Vision and image inputs

Send images to the model using the standard OpenAI multimodal message shape with image URLs or base64 data.

Vision means sending an image to the model alongside text so it can describe, read, or reason about the picture. FluxRouter accepts the standard OpenAI multimodal message shape against https://api.fluxrouter.ai/v1/chat/completions, so you pass images exactly as you would calling OpenAI. The only Flux-specific part is the base URL and the flux-auto model.
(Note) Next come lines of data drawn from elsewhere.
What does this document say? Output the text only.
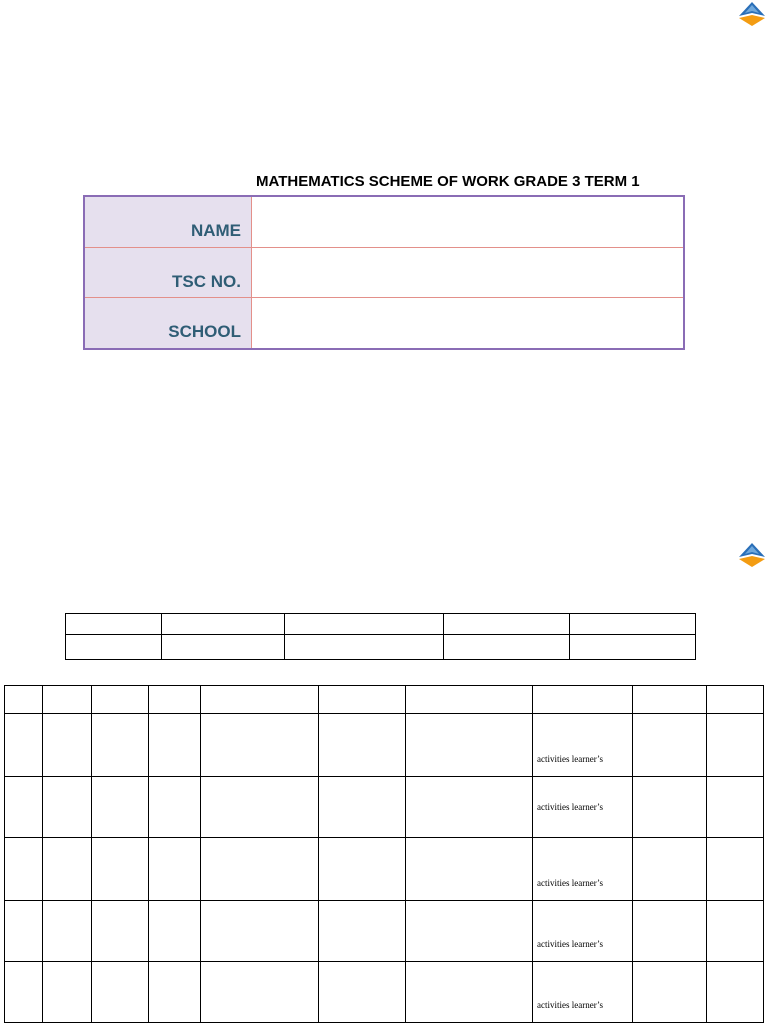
MATHEMATICS SCHEME OF WORK GRADE 3 TERM 1
NAME
TSC NO.
SCHOOL

							activities learner’s		

							activities learner’s		

							activities learner’s		

							activities learner’s		

							activities learner’s		
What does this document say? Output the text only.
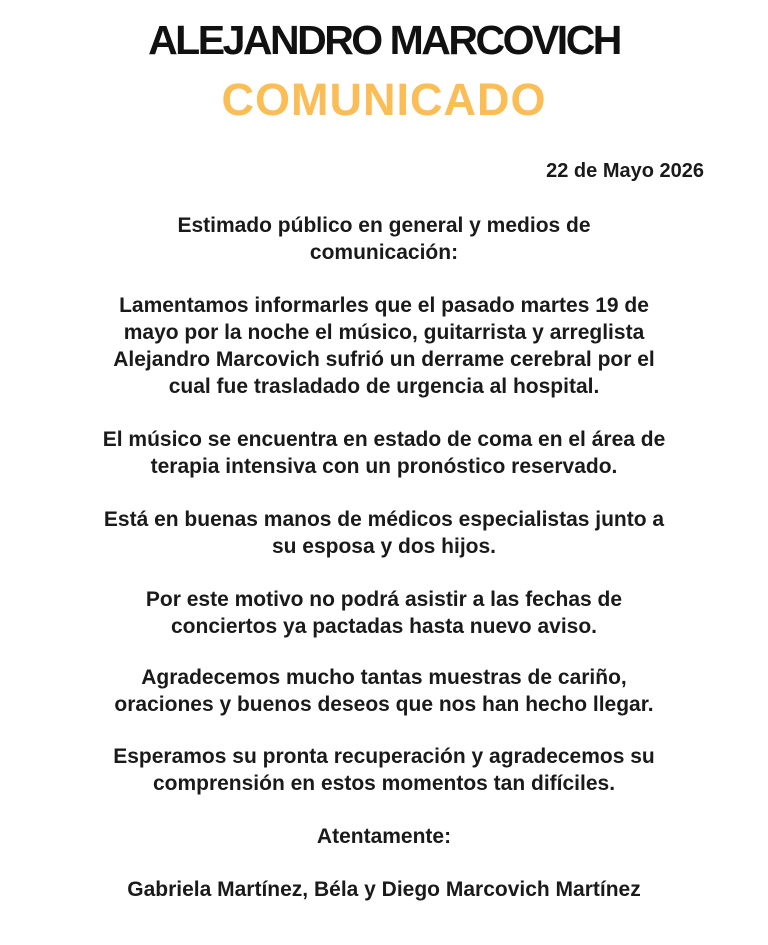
ALEJANDRO MARCOVICH
COMUNICADO
22 de Mayo 2026
Estimado público en general y medios de
comunicación:
Lamentamos informarles que el pasado martes 19 de
mayo por la noche el músico, guitarrista y arreglista
Alejandro Marcovich sufrió un derrame cerebral por el
cual fue trasladado de urgencia al hospital.
El músico se encuentra en estado de coma en el área de
terapia intensiva con un pronóstico reservado.
Está en buenas manos de médicos especialistas junto a
su esposa y dos hijos.
Por este motivo no podrá asistir a las fechas de
conciertos ya pactadas hasta nuevo aviso.
Agradecemos mucho tantas muestras de cariño,
oraciones y buenos deseos que nos han hecho llegar.
Esperamos su pronta recuperación y agradecemos su
comprensión en estos momentos tan difíciles.
Atentamente:
Gabriela Martínez, Béla y Diego Marcovich Martínez
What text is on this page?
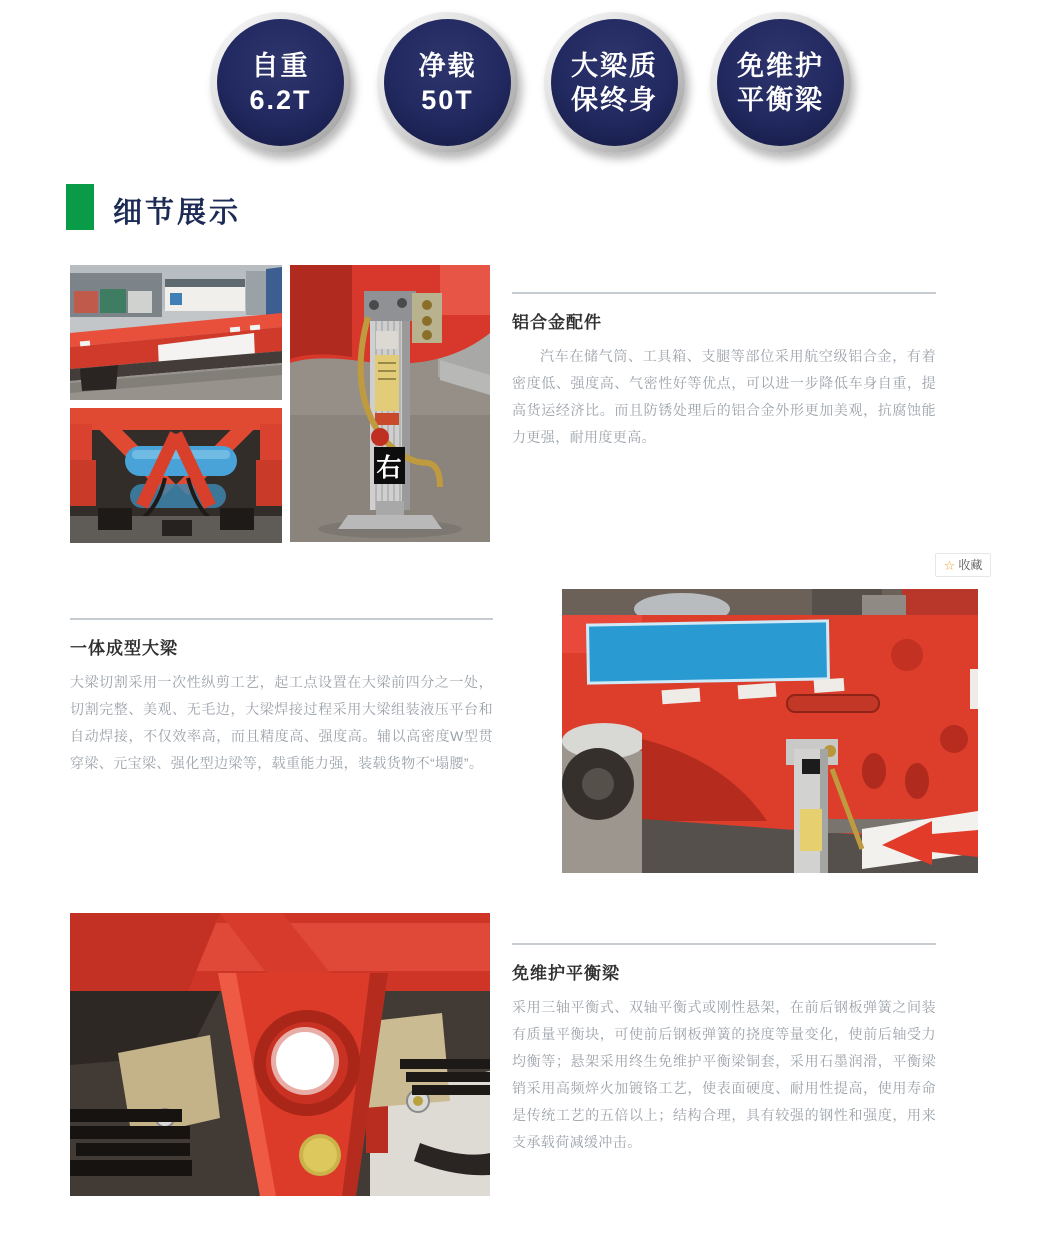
自重
6.2T
净载
50T
大梁质
保终身
免维护
平衡梁
细节展示
右
铝合金配件

汽车在储气筒、工具箱、支腿等部位采用航空级铝合金，有着密度低、强度高、气密性好等优点，可以进一步降低车身自重，提高货运经济比。而且防锈处理后的铝合金外形更加美观，抗腐蚀能力更强，耐用度更高。

☆ 收藏
一体成型大梁

大梁切割采用一次性纵剪工艺，起工点设置在大梁前四分之一处，切割完整、美观、无毛边，大梁焊接过程采用大梁组装液压平台和自动焊接，不仅效率高，而且精度高、强度高。辅以高密度W型贯穿梁、元宝梁、强化型边梁等，载重能力强，装载货物不“塌腰”。

免维护平衡梁

采用三轴平衡式、双轴平衡式或刚性悬架，在前后钢板弹簧之间装有质量平衡块，可使前后钢板弹簧的挠度等量变化，使前后轴受力均衡等；悬架采用终生免维护平衡梁铜套，采用石墨润滑，平衡梁销采用高频焠火加镀铬工艺，使表面硬度、耐用性提高，使用寿命是传统工艺的五倍以上；结构合理，具有较强的钢性和强度，用来支承载荷减缓冲击。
The multimodal message shape

Instead of a plain string, the content of a user message is an array of parts. Each part is either text or an image. An image part uses type: "image_url".

json
{
  "role": "user",
  "content": [
    { "type": "text", "text": "What is in this image?" },
    { "type": "image_url", "image_url": { "url": "https://example.com/cat.jpg" } }
  ]
}

Send an image by URL

The simplest case: point the model at a public image URL.

python
from openai import OpenAI

client = OpenAI(
    api_key="sk-...",                          # your Flux key
    base_url="https://api.fluxrouter.ai/v1",   # the one line you change
)

response = client.chat.completions.create(
    model="flux-auto",
    messages=[
        {
            "role": "user",
            "content": [
                {"type": "text", "text": "Describe this image in one sentence."},
                {
                    "type": "image_url",
                    "image_url": {"url": "https://example.com/cat.jpg"},
                },
            ],
        }
    ],
)

print(response.choices[0].message.content)

Send an image as base64

For local images, encode the file and pass it as a data: URL. This works the same way; only the url value changes.

python
import base64
from openai import OpenAI

client = OpenAI(
    api_key="sk-...",
    base_url="https://api.fluxrouter.ai/v1",
)

with open("diagram.png", "rb") as f:
    b64 = base64.b64encode(f.read()).decode("utf-8")

response = client.chat.completions.create(
    model="flux-auto",
    messages=[
        {
            "role": "user",
            "content": [
                {"type": "text", "text": "What does this diagram show?"},
                {
                    "type": "image_url",
                    "image_url": {"url": f"data:image/png;base64,{b64}"},
                },
            ],
        }
    ],
)

print(response.choices[0].message.content)

curl (image URL)

bash
curl https://api.fluxrouter.ai/v1/chat/completions \
  -H "Authorization: Bearer $FLUX_API_KEY" \
  -H "Content-Type: application/json" \
  -d '{
    "model": "flux-auto",
    "messages": [
      {
        "role": "user",
        "content": [
          { "type": "text", "text": "What is in this image?" },
          { "type": "image_url", "image_url": { "url": "https://example.com/cat.jpg" } }
        ]
      }
    ]
  }'

Make sure your model can see images

Vision is a capability of the underlying model, not of FluxRouter. flux-auto routes to a sensible model for the request, and when your message includes an image the router aims for a vision-capable model, but image support ultimately depends on the model that serves the request.

If your application always sends images, pin a vision-capable model so every request lands on one that supports image inputs. Pass a flux-pinned-* id (for example flux-pinned-claude-sonnet, flux-pinned-gpt-5, or flux-pinned-gemini-3-1-pro) instead of flux-auto. See Models for the full list.

Notes

  • This page covers image inputs (the model reads an image you send). To create images from a text prompt, see Generate images.
  • The Anthropic-compatible base at https://api.fluxrouter.ai/anthropic also accepts images, using Anthropic's native image content blocks (a source with type: "base64" or type: "url"), exactly as you would calling Anthropic directly.
  • Multiple images per message are allowed; add more image_url parts to the same content array.